‘Laughing just to keep from crying’ – Rory Gallagher, “Bullfrog Blues”.
I was dressed as Captain America all day yesterday. After some pre-gaming at my house, some friends and I went to a house party. They had savory croissants with meat, lettuce and cheese. I ate five of them and no one even noticed. I danced through the house to Rock Lobster by the B52’s. We bar hopped the rest of the night, until closing.
Today I watched the documentary Maidentrip about Laura Dekker who was the youngest person to sail solo around the world. Her story is very inspiring. Strong, independent, and a complete badass. That’s the kind of person I want to become. She went through some things I can relate to.
Although my own transformation is still in progress, I feel like I’ve made a lot of progress in the last eleven months.

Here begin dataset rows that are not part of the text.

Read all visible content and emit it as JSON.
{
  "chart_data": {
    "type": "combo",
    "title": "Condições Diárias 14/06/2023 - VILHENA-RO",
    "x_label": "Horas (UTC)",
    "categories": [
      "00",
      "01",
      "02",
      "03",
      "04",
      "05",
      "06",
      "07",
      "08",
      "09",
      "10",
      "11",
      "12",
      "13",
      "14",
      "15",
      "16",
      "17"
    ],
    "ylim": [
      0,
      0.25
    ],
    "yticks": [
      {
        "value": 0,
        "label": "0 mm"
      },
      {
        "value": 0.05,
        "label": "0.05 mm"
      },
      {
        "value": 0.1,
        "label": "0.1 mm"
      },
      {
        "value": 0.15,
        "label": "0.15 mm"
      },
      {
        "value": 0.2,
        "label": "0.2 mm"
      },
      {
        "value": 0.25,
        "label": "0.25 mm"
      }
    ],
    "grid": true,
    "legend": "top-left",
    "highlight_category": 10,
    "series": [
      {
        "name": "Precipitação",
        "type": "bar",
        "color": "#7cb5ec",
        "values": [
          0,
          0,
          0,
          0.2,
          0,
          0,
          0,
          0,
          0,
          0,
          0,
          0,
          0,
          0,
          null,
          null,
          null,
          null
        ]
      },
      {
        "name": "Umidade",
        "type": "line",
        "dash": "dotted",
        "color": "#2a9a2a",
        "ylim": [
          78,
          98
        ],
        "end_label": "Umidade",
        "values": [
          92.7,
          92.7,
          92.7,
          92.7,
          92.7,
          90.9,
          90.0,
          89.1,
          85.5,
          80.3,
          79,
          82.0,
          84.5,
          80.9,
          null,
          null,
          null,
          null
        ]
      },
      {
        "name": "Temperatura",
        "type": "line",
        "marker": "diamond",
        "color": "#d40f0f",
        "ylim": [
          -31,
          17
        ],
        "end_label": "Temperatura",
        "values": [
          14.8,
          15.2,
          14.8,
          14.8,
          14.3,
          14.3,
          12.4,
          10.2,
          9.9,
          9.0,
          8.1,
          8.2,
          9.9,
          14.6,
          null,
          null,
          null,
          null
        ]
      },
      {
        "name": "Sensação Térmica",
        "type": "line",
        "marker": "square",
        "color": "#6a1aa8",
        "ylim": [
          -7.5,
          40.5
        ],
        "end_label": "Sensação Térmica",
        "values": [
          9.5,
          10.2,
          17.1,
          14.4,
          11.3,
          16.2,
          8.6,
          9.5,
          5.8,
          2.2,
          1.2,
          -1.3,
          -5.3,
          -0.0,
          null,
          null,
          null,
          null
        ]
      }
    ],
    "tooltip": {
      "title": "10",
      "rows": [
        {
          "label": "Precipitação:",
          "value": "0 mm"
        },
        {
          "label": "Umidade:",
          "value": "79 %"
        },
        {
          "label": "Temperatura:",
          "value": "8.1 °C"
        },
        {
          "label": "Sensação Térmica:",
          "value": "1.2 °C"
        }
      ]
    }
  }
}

I try to stack up all of the baller things I’ve accomplished: living and working in America; driving my dream car; adventuring; and travelling (even as far as Costa Rica in eighteen days!). Playing soccer and trying to stay in shape. Partying with friends until the bars close. Dancing. I’ve got it together. I can manage the things that need tending to. I handle those responsibilities one at a time, shutting everything else down while I tackle a particular problem.
A feeling has been creeping up on me. I’m not homesick because I don’t miss Australia. I’m in a kind of fight or flight mode. Just when I think I’m okay, and swimming along, something will happen that threatens to pull me under. Usually money problems, like an unexpected bill. I impulse buy Nutella one time, and spend weeks fighting the resulting breakout. I notice how small my arm muscles have become. I’m treating these little frustrations as emergencies. I think it might be a while until I’m no longer in that state of mind. In the meantime, I’m trying to minimize disruptions to the fragile stability I have.
Sometimes it’s tricky to see the big picture of what I’m doing, and what I’m about. I know I’m headed for greatness, and while I might not have a nautical charts to guide me, I have enough confidence to keep moving, even when the wind isn’t with me.